Pre-Workout Sauna Session: This can warm up your muscles, increase heart rate and improve circulation, which prepares the body for physical activity and may make your exercise seem easier.
Post-Exercise Sauna Session:
This is good for relaxation and recovery and can help reduce muscle soreness and increase flexibility.
How many times per week should I do a sauna session for maximum health benefits?
While it varies from person to person, aim for 2-3 times per week of sauna bathing to get the right balance of health benefits while avoiding overuse.
Just like exercising, a single sauna session won’t provide many long-lasting benefits. You need to practice sauna bathing regularly to get real benefits.
What are the adverse effects of sauna usage?
While I’ve talked about all the amazing reasons to do a sauna after a workout or hike, there are a few adverse side effects to be aware of. Fortunately, most are preventable.
1. Dehydration: If you stay in a sauna too long, you can get dehydrated. Prevent this by drinking plenty of work before, during and afterwards. If you do find that you’re dehydrated, take some electrolytes.
2. Heat exhaustion: Overuse can result in heat exhaustion, characterized by symptoms such as dizziness, nausea, and fainting. This can be prevented by going 2-3 times a week and not staying in the sauna too long.
And if you have low blood pressure, as I do, then choose a lower sauna temperature and avoid saunas with a very hot temperature.

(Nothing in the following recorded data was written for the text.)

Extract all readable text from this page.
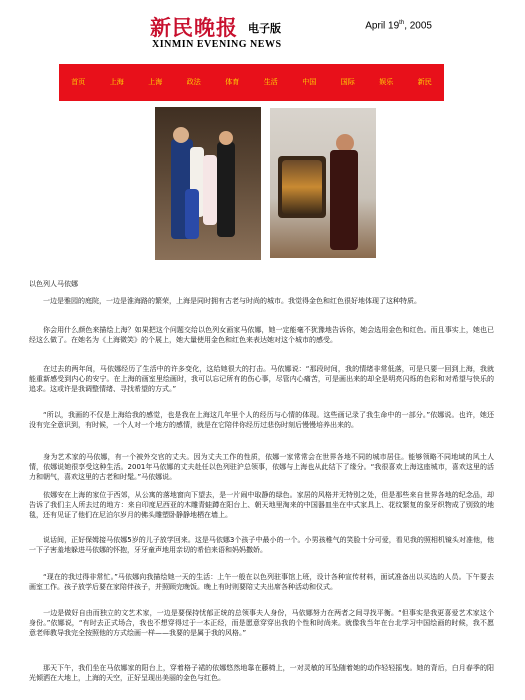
新民晚报 电子版
XINMIN EVENING NEWS
April 19th, 2005
首页	上海	上海	政法	体育	生活	中国	国际	娱乐	新民
以色列人马依娜
一边是雅园的庭院，一边是淮海路的繁荣，上海是同时拥有古老与时尚的城市。我觉得金色和红色很好地体现了这种特质。
你会用什么颜色来描绘上海？如果把这个问题交给以色列女画家马依娜，她一定能毫不犹豫地告诉你，她会选用金色和红色。而且事实上，她也已经这么做了。在她名为《上海微笑》的个展上，她大量使用金色和红色来表达她对这个城市的感受。
在过去的两年间，马依娜经历了生活中的许多变化，这给她很大的打击。马依娜说：“那段时间，我的情绪非常低落，可是只要一回到上海，我就能重新感受到内心的安宁。在上海的画室里绘画时，我可以忘记所有的伤心事，尽管内心痛苦，可是画出来的却全是明亮闪烁的色彩和对希望与快乐的追求。这或许是我调整情绪、寻找希望的方式。”
“所以，我画的不仅是上海给我的感觉，也是我在上海这几年里个人的经历与心情的体现。这些画记录了我生命中的一部分。”依娜说。也许，她还没有完全意识到，有时候，一个人对一个地方的感情，就是在它陪伴你经历过悲伤时刻后慢慢培养出来的。
身为艺术家的马依娜，有一个被外交官的丈夫。因为丈夫工作的性质，依娜一家常常会在世界各地不同的城市居住。能够领略不同地域的风土人情，依娜说她很享受这种生活。2001年马依娜的丈夫赴任以色列驻沪总领事，依娜与上海也从此结下了缘分。“我很喜欢上海这座城市，喜欢这里的活力和朝气，喜欢这里的古老和时髦。”马依娜说。
依娜安在上海的家位于西郊，从公寓的落地窗向下望去，是一片闹中取静的绿色。家居的风格并无特别之处，但是那些来自世界各地的纪念品，却告诉了我们主人所去过的地方：来自印度尼西亚的木雕青蛙蹲在阳台上、朝天地里淘来的中国器皿坐在中式家具上、花纹繁复的象牙织物成了别致的地毯，还有见证了他们在尼泊尔岁月的佛头雕塑卧静静地栖在墙上。
说话间，正好保姆接马依娜5岁的儿子放学回来。这是马依娜3个孩子中最小的一个。小男孩稚气的笑脸十分可爱，看见我的照相机镜头对准他，他一下子害羞地躲进马依娜的怀抱，牙牙童声地用亲切的希伯来语和妈妈撒娇。
“现在的我过得非常忙。”马依娜向我描绘她一天的生活：上午一般在以色列驻事馆上班，设计各种宣传材料，面试准备出以买选的人员。下午要去画室工作。孩子放学后要在家陪伴孩子，并照顾完晚饭。晚上有时则要陪丈夫出席各种活动和仪式。
一边是做好自由而独立的文艺术家，一边是要保持忧郁正统的总领事夫人身份，马依娜努力在两者之间寻找平衡。“但事实是我更喜爱艺术家这个身份。”依娜说，“有时去正式场合，我也不想穿得过于一本正经，而是愿意穿穿出我的个性和时尚来。就像我当年在台北学习中国绘画的时候，我不愿意老师教导我完全按照他的方式绘画一样——我要的是属于我的风格。”
那天下午，我们坐在马依娜家的阳台上，穿着格子裙的依娜悠然地靠在藤椅上，一对灵敏的耳坠随着她的动作轻轻摇曳。她的背后，白月春季的阳光倾洒在大地上，上海的天空，正好呈现出美丽的金色与红色。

3. Skin irritation: The high heat and dry air in a sauna can cause skin irritation, especially if you have sensitive skin. You can prevent this by starting for just a few minutes in a lower-temperature sauna and seeing how your skin reacts. If you notice any signs of irritation, then get out of the sauna immediately.
4. Increase blood pressure: Saunas may cause a temporary increase in blood pressure. If you already have high blood pressure or cardiovascular issues, a sauna may not be a good option for you. Check with your doctor first before doing a sauna after a workout session.